Image by Nicolas Lampert, Josh MacPhee, and Colin Matthes (Justseeds Collective).

This world is an enraging place and it’s probably not a stretch to say that most of these problems are caused or at least perpetuated by indifference.

And without even going that far, why aren’t the whole range of human emotions permissible? Why do we want, and enforce on each other, an impoverished society where people are not allowed to express sadness and anger and joy? I don’t want to live in that sad little range of emotions either. I’m not advocating throwing a chair and breaking into sobs, necessarily but we not express verbally the way things do actually make us feel? I am at a loss for a rational argument against that.

But although I am a sociologist, and although I am a nonconformist with a lot of training in not giving many fucks what anyone thinks, it gets to you after a while when people just seem to think you are being too angry all the time. Maybe it is too exhausting. Maybe you are overreacting and getting angry at things that aren’t there. Maybe I have lost my ability to “look for the other side” as we did in the movement where I found the most meaning, and try to find community. Maybe I am alienating those I want around me.

And then I realized there is a name for this behavior, and this treatment. I am behaving like an angry feminist. I am being treated as such. How boring. How frustrating. I am scary enough that no person in my life would ever dare to literally tell me to calm down, but tacitly that’s what’s happening.

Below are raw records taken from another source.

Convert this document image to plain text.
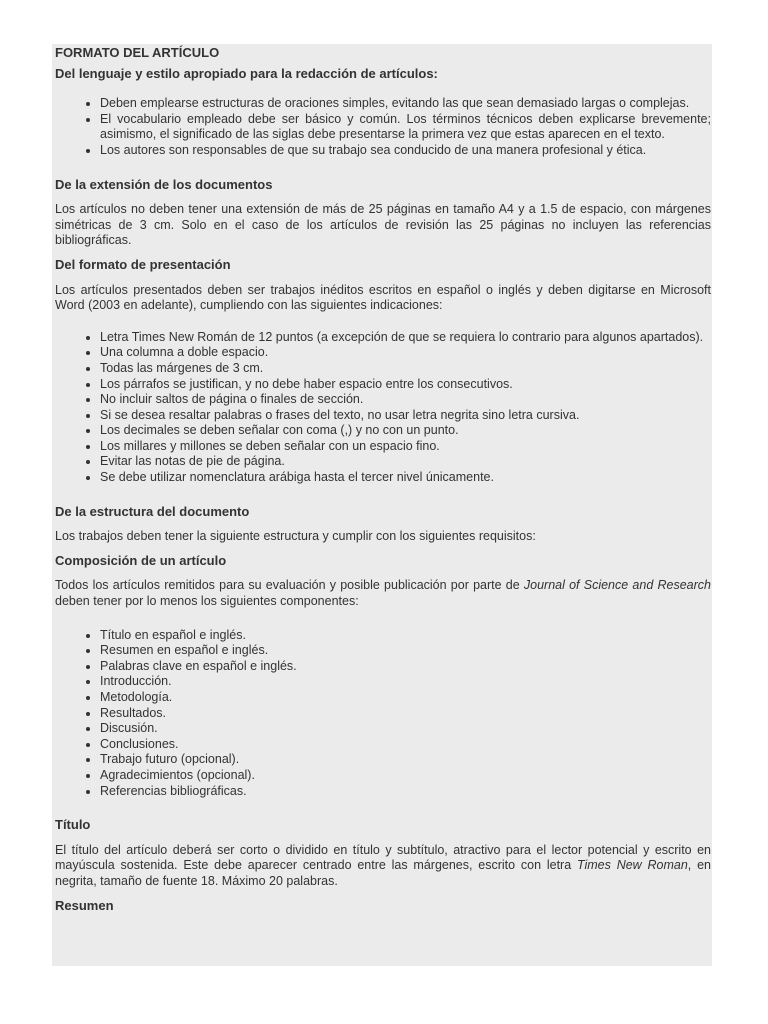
FORMATO DEL ARTÍCULO
Del lenguaje y estilo apropiado para la redacción de artículos:
• Deben emplearse estructuras de oraciones simples, evitando las que sean demasiado largas o complejas.
• El vocabulario empleado debe ser básico y común. Los términos técnicos deben explicarse brevemente; asimismo, el significado de las siglas debe presentarse la primera vez que estas aparecen en el texto.
• Los autores son responsables de que su trabajo sea conducido de una manera profesional y ética.
De la extensión de los documentos

Los artículos no deben tener una extensión de más de 25 páginas en tamaño A4 y a 1.5 de espacio, con márgenes simétricas de 3 cm. Solo en el caso de los artículos de revisión las 25 páginas no incluyen las referencias bibliográficas.

Del formato de presentación

Los artículos presentados deben ser trabajos inéditos escritos en español o inglés y deben digitarse en Microsoft Word (2003 en adelante), cumpliendo con las siguientes indicaciones:

• Letra Times New Román de 12 puntos (a excepción de que se requiera lo contrario para algunos apartados).
• Una columna a doble espacio.
• Todas las márgenes de 3 cm.
• Los párrafos se justifican, y no debe haber espacio entre los consecutivos.
• No incluir saltos de página o finales de sección.
• Si se desea resaltar palabras o frases del texto, no usar letra negrita sino letra cursiva.
• Los decimales se deben señalar con coma (,) y no con un punto.
• Los millares y millones se deben señalar con un espacio fino.
• Evitar las notas de pie de página.
• Se debe utilizar nomenclatura arábiga hasta el tercer nivel únicamente.
De la estructura del documento

Los trabajos deben tener la siguiente estructura y cumplir con los siguientes requisitos:

Composición de un artículo

Todos los artículos remitidos para su evaluación y posible publicación por parte de Journal of Science and Research deben tener por lo menos los siguientes componentes:

• Título en español e inglés.
• Resumen en español e inglés.
• Palabras clave en español e inglés.
• Introducción.
• Metodología.
• Resultados.
• Discusión.
• Conclusiones.
• Trabajo futuro (opcional).
• Agradecimientos (opcional).
• Referencias bibliográficas.
Título

El título del artículo deberá ser corto o dividido en título y subtítulo, atractivo para el lector potencial y escrito en mayúscula sostenida. Este debe aparecer centrado entre las márgenes, escrito con letra Times New Roman, en negrita, tamaño de fuente 18. Máximo 20 palabras.

Resumen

But I’ve snapped. Sara Ahmed describes this experience beautifully in Living a Feminist Life. Ahmed describes how when a feminist or a twig snaps, it can seem sudden because the pressure leading to the snap (what the twig or the feminist experiences) can’t always be observed from the outside. She writes:

“You might experience that pressure only when you are under it, rather like you encounter the wall when you come up against it. The weightiest of experiences are often those that are hardest to convey to those who do not share the experience. If a snap seems sharp or sudden, it might be because we do not experience the slower time of bearing or of holding up; the time in which we can bear the pressure, the time it has taken for things not to break. If the twig was a stronger twig, if the twig was more resilient, it would take more pressure before it snapped. … And then: violence is assumed to originate with her. A feminist politics might insist on renaming actions as reactions; we need to show how her snap is not the starting point.” (2017: 189)

This passage resonates very much with the anger I’ve experienced lately. When I express anger, it is regarded (and sometimes I am told directly) that it’s “distracting” from whatever I’m trying to explain or call attention. No one is interested any more in what lead to the anger—the pressure that lead to the snap. As if I were in perfect control, as if I were perfectly able to not be angry, as if I could avoid snapping. Can you bend a twig all the way back and then blame the twig for its lack of flexibility?

I love how her metaphor also makes me question the concept of resilience as a good thing. It doesn’t seem good to accept more pressure, to work harder to hold things together, especially when “things” are dysfunctional or especially sexist and racist institutional cultures that are harming human beings. The image that comes to mind is a woman with two feet on two different icebergs floating in different directions. She too will snap, sooner or later. Why not call attention to the problem sooner?